Um dos que não se iludiu com a promessa de melhora no contexto político brasileiro de então foi Ivan Lins, um dos deuses da MPB, que chega hoje a 80 anos de vida. Já consagrado na voz de Elis Regina em 1970, com "Madalena", e um dos reconhecidos novos talentos do Movimento Artístico Universitário (MAU), Ivan levou, no entanto, alguns anos para se desfazer da imagem conformista - a qual talvez até hoje persista para alguns em certa medida. Muito por conta da música “Esse É o meu País”, que fez um inconveniente sucesso naquele mesmo ano, o que soava para a esquerda como uma piada sem graça do pior período de ditadura que o país vivia. Resultado? “Cancelamento”. Mas o filho musical de Tom Jobim e Milton Nascimento, melodista e harmonista sofisticado e de raro talento, àquela altura já havia entendido o lugar que devia ocupar. Sem medo da vigília seja do poder ou da oposição, em 1974 ele aciona o "Modo Livre", ao mesmo tempo nome de sua banda e de seu LP daquele ano, o que se torna, igualmente, o começo de uma nova fase na carreira: crítica, denunciativa, combativa – mas não menos poética e musical.

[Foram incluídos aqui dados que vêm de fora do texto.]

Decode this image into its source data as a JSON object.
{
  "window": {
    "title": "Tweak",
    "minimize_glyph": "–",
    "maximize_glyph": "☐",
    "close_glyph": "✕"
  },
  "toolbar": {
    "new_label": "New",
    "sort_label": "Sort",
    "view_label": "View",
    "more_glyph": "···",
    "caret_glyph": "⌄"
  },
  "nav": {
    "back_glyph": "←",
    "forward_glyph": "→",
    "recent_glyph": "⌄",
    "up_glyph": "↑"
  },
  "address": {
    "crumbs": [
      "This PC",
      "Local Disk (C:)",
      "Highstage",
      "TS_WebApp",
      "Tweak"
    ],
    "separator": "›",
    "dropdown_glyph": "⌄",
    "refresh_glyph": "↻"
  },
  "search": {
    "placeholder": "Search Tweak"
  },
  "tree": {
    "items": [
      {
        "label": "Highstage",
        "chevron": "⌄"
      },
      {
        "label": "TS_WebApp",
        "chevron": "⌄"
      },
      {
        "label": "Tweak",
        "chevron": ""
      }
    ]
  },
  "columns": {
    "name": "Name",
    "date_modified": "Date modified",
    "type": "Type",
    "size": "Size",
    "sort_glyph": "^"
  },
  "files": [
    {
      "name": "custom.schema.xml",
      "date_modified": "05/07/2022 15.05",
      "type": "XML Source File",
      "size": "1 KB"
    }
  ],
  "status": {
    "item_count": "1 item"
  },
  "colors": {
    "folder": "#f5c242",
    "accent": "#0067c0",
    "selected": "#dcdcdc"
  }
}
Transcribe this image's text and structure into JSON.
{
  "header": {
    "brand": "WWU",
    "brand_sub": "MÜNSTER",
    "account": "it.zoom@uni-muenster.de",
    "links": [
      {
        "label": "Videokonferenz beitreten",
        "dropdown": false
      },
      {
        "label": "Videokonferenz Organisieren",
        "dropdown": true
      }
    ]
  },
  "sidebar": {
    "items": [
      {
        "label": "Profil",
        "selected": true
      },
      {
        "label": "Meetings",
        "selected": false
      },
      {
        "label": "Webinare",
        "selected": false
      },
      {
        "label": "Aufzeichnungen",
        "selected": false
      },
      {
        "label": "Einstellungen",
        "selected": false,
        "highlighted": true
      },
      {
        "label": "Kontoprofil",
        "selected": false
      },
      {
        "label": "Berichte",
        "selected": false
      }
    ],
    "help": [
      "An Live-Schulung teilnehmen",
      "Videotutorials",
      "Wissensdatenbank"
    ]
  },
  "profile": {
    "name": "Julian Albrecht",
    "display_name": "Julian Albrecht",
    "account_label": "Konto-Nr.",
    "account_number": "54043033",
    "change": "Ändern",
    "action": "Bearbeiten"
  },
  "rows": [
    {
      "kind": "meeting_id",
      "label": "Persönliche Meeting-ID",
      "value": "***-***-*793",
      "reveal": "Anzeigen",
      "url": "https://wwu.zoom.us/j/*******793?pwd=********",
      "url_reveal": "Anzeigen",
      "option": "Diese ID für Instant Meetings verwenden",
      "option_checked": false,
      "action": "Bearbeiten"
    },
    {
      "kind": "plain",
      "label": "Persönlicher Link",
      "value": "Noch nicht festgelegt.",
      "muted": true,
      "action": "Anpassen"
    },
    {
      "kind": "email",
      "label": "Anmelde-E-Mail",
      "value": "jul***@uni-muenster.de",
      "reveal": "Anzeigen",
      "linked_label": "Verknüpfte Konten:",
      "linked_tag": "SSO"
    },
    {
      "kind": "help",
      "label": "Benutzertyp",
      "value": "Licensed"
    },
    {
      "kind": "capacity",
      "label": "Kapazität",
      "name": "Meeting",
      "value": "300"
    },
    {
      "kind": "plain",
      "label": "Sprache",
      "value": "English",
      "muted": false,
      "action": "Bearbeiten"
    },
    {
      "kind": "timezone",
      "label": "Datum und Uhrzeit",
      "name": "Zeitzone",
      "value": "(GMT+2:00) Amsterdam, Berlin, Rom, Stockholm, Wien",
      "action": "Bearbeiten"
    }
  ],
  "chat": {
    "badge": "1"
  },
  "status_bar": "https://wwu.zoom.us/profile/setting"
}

Esse espírito liberto deu a Ivan a certeza de que era momento de seguir com as armas em punho diante daquele cenário opressivo. Era necessário manter, como dizem, a “Chama Acesa”, justamente o nome do efervescente álbum que lançava em dezembro de 1975 pela gravadora RCA e o qual, assim como Ivan, faz também aniversário de data fechada em 2025, completando 50 anos. Valendo-se de sua maravilhosa musicalidade e de sensíveis letras, ele retoma o caminho aberto em “Modo Livre”, porém com importantes acréscimos, que vêm para intensificar a potência de seu corajoso discurso, agora ainda mais ardente. O principal deles é o estabelecimento definitivo da maior parceria de sua carreira, a com Vitor Martins. O letrista, que havia assinado com ele no trabalho anterior a simbolicamente intitulada “Abre Alas”, iniciando a parceria, agora responde por quase a metade das faixas do disco, dando não apenas unidade poética à obra como, principalmente, revelando o nascimento de uma das mais afinadas duplas da música popular brasileira contemporânea criadora de clássicos como “Um Novo Tempo”, “Cartomante”, “Começar de Novo”, “Vitoriosa”, "Iluminados" e “Lembra de Mim”, estas três últimas, temas de novelas da Rede Globo.
Em “Chama...” já era possível ver cristalizada a afinidade musical Ivan/Martins numa sequência vertiginosa: "Lenda do Carmo", totalmente referenciada na sonoridade de Milton Nascimento/Clube da Esquina; "Joana dos Barcos", bossa nova onírica e contística; e "Ventos de Junho'", que fecha essa sequência “mineira” com versos preocupados: “E hoje, horizontes farpados, soleiras/ Trancas, tramelas, porteiras/ Que nos caminhos de Minas/ Não abrem mais”. Nem uma vírgula era desaproveitada para se dar o recado.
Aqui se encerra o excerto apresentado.